#44. E N D I N G

4K 206 26
                                    


"Billy, ayo nak makan dulu."

Billy menggeleng lalu berlarian kesana-kemari membuat Ali menghela nafasnya lelah. Sudah tiga puluh menit berlalu, Ali menyuapi Billy namun bocah tiga tahun itu terus menghindarinya dengan berlari mengelilingi rumahnya.

"Billy, ayo cepat. Hari ini ayah ada rapat, kalau kamu tidak mau makan ayah harus membawa kamu untuk rapat." Ujar Ali membuat Billy menghentikan langkahnya.

"Main.. main.. main.." oceh Billy membuat Ali terdiam.

"Oke sore nanti kita main ke tempat yang kamu sukai, tapi sekarang habiskan dulu makannya."

"Oke."

Akhirnya dengan kesepakatan, Billy dapat menghabiskan semua makanannya.

"Good boy."

"Good dad."

Keduanya saling tos, lalu Ali menyimpan piring bekas di atas wastafel.

Ali berjalan mendekati putranya lalu merentangkan tangannya ke arah Billy, dengan senang Billy mendekati ayahnya dan merangkul kan tangannya ke leher Ali.

"Let's go!"

Ali tersenyum ke arah Billy yang merasa senang.

Sudah tiga tahun setelah kehilangan Prilly, Ali belajar menjadi ibu dan ayah yang baik untuk Billy. Ali selalu memperkenalkan Prilly kepada Billy sebagai bintang di langit. Ali juga selalu mengajak Billy untuk mengunjungi makam mendiang istrinya setiap tanggal pernikahan mereka. Entah sudah mengerti atau belum tapi Ali ingin Billy mengetahui semuanya dari awal dan dia tidak mau jika nantinya Billy akan kecewa terhadap dirinya.

Sepanjang perjalanan menuju kantornya, Billy terus mengoceh. Hal itu membuat Ali mengingat Prilly, sifat mereka begitu sama. Terkadang Ali merasa jika dia sedang berbicara dengan mendiang istrinya itu.

Di usia Billy yang sudah tiga tahun lebih enam bulan, itu bahkan sudah berbicara dengan lancar dan suka menasehati orang. Tidak tahu Billy mengikuti gaya bicara siapa, padahal setiap harinya dia selalu bersama Ali, atau dititipkan bersama dengan Renata dan Gina.

"Hari ini Nena ngundang makam malam di rumah Kakek.
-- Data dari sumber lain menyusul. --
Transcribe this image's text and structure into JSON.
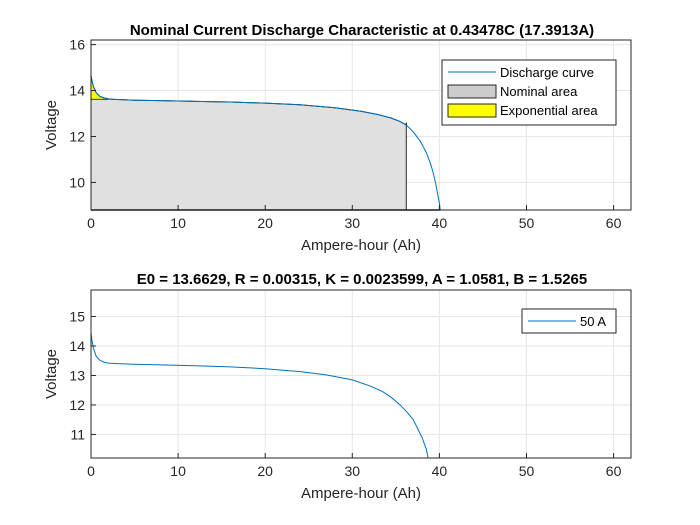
{
  "chart_data": [
    {
      "type": "area",
      "title": "Nominal Current Discharge Characteristic at 0.43478C (17.3913A)",
      "xlabel": "Ampere-hour (Ah)",
      "ylabel": "Voltage",
      "xlim": [
        0,
        62
      ],
      "ylim": [
        8.8,
        16.2
      ],
      "xticks": [
        0,
        10,
        20,
        30,
        40,
        50,
        60
      ],
      "yticks": [
        10,
        12,
        14,
        16
      ],
      "grid": true,
      "legend_position": "top-right",
      "legend": [
        "Discharge curve",
        "Nominal area",
        "Exponential area"
      ],
      "colors": {
        "curve": "#0072bd",
        "nominal": "#e0e0e0",
        "nominal_legend": "#cccccc",
        "exponential": "#ffff00"
      },
      "series": [
        {
          "name": "Discharge curve",
          "x": [
            0,
            0.1,
            0.3,
            0.6,
            1,
            1.5,
            2,
            2.5,
            3,
            5,
            8,
            12,
            16,
            20,
            24,
            28,
            31,
            33,
            34.5,
            35.5,
            36.2,
            37,
            37.8,
            38.5,
            39,
            39.3,
            39.6,
            39.8,
            40,
            40.1
          ],
          "y": [
            14.65,
            14.45,
            14.15,
            13.9,
            13.75,
            13.68,
            13.64,
            13.62,
            13.61,
            13.58,
            13.56,
            13.53,
            13.5,
            13.45,
            13.38,
            13.25,
            13.1,
            12.95,
            12.8,
            12.65,
            12.5,
            12.2,
            11.8,
            11.3,
            10.8,
            10.4,
            9.9,
            9.5,
            9.1,
            8.8
          ]
        }
      ],
      "nominal_area": {
        "x_end": 36.2,
        "y_top": 12.6
      },
      "exponential_area": {
        "x": [
          0,
          0.1,
          0.3,
          0.6,
          1,
          1.5,
          2,
          2.5
        ],
        "y": [
          14.65,
          14.45,
          14.15,
          13.9,
          13.75,
          13.68,
          13.64,
          13.62
        ],
        "baseline": 13.62
      }
    },
    {
      "type": "line",
      "title": "E0 = 13.6629, R = 0.00315, K = 0.0023599, A = 1.0581, B = 1.5265",
      "xlabel": "Ampere-hour (Ah)",
      "ylabel": "Voltage",
      "xlim": [
        0,
        62
      ],
      "ylim": [
        10.2,
        15.9
      ],
      "xticks": [
        0,
        10,
        20,
        30,
        40,
        50,
        60
      ],
      "yticks": [
        11,
        12,
        13,
        14,
        15
      ],
      "grid": true,
      "legend_position": "top-right",
      "legend": [
        "50 A"
      ],
      "colors": {
        "curve": "#0072bd"
      },
      "series": [
        {
          "name": "50 A",
          "x": [
            0,
            0.1,
            0.3,
            0.6,
            1,
            1.5,
            2,
            3,
            5,
            8,
            12,
            16,
            20,
            24,
            27,
            30,
            32,
            33.5,
            34.5,
            35.5,
            36.3,
            37,
            37.5,
            38,
            38.5,
            38.7
          ],
          "y": [
            14.45,
            14.2,
            13.9,
            13.65,
            13.52,
            13.45,
            13.42,
            13.4,
            13.38,
            13.36,
            13.33,
            13.29,
            13.23,
            13.13,
            13.02,
            12.85,
            12.65,
            12.45,
            12.25,
            12.0,
            11.75,
            11.5,
            11.2,
            10.9,
            10.5,
            10.2
          ]
        }
      ]
    }
  ]
}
Kamu setuju untuk hadir."

Billy mengangguk setuju, "jika tidak datang, mubazir makanan."

"Berarti kita gak bisa pergi main ke tempat yang Billy suka, bagaimana?"

"Tidak apa-apa, Ayah. Di rumah Nena ada om Alan dan Kakek Fatah, Billy senang main di rumah Nena."

Ali menoleh ke arah Billy yang sedang menatapnya dengan lucu, dengan gemas dia mengusak rambut putranya.

"Jangan di rusak, nanti tidak tampan."

"Oke bos, maafkan saya." Ali terkekeh geli dengan nada bicara Billy.

Ali kembali fokus pada jalanan di depannya.

***

Selesai makan malam di rumah Fatahillah, Billy pergi bersama dengan Alan ke kamar Alan untuk menerima hadiah dari pamannya itu. Sedangkan Ali sedang duduk di depan teras rumah Fatahillah sambil termenung.

Ali sudah mengikhlaskan kepergian istrinya, namun tetap saja terkadang Ali menginginkan kembali kehadiran Prilly. Merawat Billy bersamaan seperti apa yang Prilly inginkan.

Mungkin saja ini adalah karma bagi Ali, karena telah begitu egois terhadap Prilly, menyakitinya berulang kali dan sempat tidak menginginkannya. Setelah semuanya terjadi barulah Ali sadar, jika kepergian Prilly menjadi pukulan terbesar bagi kehidupannya.

Memang benar, penyesalan selalu terjadi di akhir kisah.

"Ngelamunin apa?" Tanya Renata seraya ikut duduk di samping putranya.